Russia Tells Oil Producers to Cut Output by 20%: Report

The Russian Energy Ministry has told domestic oil producers to reduce oil output by about 20% from their average February levels, Bloomberg reported on Monday citing two sources with knowledge of the matter.

The amount would bring Moscow in line with its commitment under a global deal with OPEC. The oil cartel and other large oil producers led by Russia, a group known as Opec+, agreed to cut their combined oil output by 9.7-million barrels per day (bpd) in May and June to combat oversupply triggered by the coronavirus crisis.

With other countries, such as the U.S. and Norway, which are not a party to the OPEC+ deal, the reduction in total global oil output could be 20-million bpd, or a fifth of the world’s oil production.

Under the deal, Moscow has to cut its oil production by 2.5-million bpd from May, using the reference level of 11-million bpd — the figure that includes crude oil only and exempts gas condensate, a type of light oil.

Russia, where output of a gas condensate stands at 600,000-700,000 bpd, does not give breakdown for production of oil and gas condensate.

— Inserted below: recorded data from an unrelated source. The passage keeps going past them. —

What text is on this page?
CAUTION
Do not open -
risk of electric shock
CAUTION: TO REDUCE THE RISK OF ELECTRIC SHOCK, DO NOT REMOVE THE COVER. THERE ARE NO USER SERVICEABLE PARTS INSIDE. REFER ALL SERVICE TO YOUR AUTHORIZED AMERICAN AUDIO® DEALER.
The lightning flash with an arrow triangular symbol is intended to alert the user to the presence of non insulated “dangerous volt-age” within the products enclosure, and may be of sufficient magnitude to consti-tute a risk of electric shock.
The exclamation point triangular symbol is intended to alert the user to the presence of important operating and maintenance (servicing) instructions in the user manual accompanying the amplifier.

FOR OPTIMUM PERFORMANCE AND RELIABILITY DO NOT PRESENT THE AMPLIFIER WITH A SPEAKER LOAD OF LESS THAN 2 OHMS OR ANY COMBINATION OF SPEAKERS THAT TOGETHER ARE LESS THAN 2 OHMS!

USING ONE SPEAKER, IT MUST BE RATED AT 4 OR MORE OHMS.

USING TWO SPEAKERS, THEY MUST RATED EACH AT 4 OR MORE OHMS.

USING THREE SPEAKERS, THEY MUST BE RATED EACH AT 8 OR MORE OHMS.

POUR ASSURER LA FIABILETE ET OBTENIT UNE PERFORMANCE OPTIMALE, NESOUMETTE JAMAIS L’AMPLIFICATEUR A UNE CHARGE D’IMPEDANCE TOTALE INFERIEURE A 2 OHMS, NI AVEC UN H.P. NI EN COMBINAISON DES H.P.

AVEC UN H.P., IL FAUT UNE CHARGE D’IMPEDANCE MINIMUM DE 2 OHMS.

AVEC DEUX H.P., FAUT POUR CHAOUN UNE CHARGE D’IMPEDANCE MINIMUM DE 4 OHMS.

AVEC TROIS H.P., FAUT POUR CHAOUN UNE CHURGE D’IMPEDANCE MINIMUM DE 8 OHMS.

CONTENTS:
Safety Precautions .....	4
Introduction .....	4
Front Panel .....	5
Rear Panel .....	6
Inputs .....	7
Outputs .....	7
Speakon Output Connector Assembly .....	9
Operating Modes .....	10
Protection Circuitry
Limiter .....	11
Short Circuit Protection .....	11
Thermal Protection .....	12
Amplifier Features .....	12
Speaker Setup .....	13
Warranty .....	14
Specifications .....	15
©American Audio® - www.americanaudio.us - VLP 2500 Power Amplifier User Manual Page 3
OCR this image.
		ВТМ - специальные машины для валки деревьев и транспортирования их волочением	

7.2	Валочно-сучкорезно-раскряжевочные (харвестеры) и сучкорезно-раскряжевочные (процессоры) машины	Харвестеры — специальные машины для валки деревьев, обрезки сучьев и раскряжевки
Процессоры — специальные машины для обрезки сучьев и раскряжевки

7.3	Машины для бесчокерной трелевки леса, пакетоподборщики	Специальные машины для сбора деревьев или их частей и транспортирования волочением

In February, the combined output stood at 11.29-million bpd.

The energy ministry and leading oil producers did not immediately respond to requests for comment. Export volumes, unlike production, have not been limited by the global deal.

Vagit Alekperov, head of Russia’s number two oil producer, Lukoil, told Interfax the company would reduce its output by 40,000 tonnes per day (290,000 bpd).

Russian companies have significantly revised down their plans for oil exports in May following the global oil output cut deal by Opec+, three company sources and two traders told Reuters on Thursday.

So far in April, oil and gas condensate production in Russia stood at 11.27-million bpd, an energy industry source said, down from 11.29-million bpd on average last month.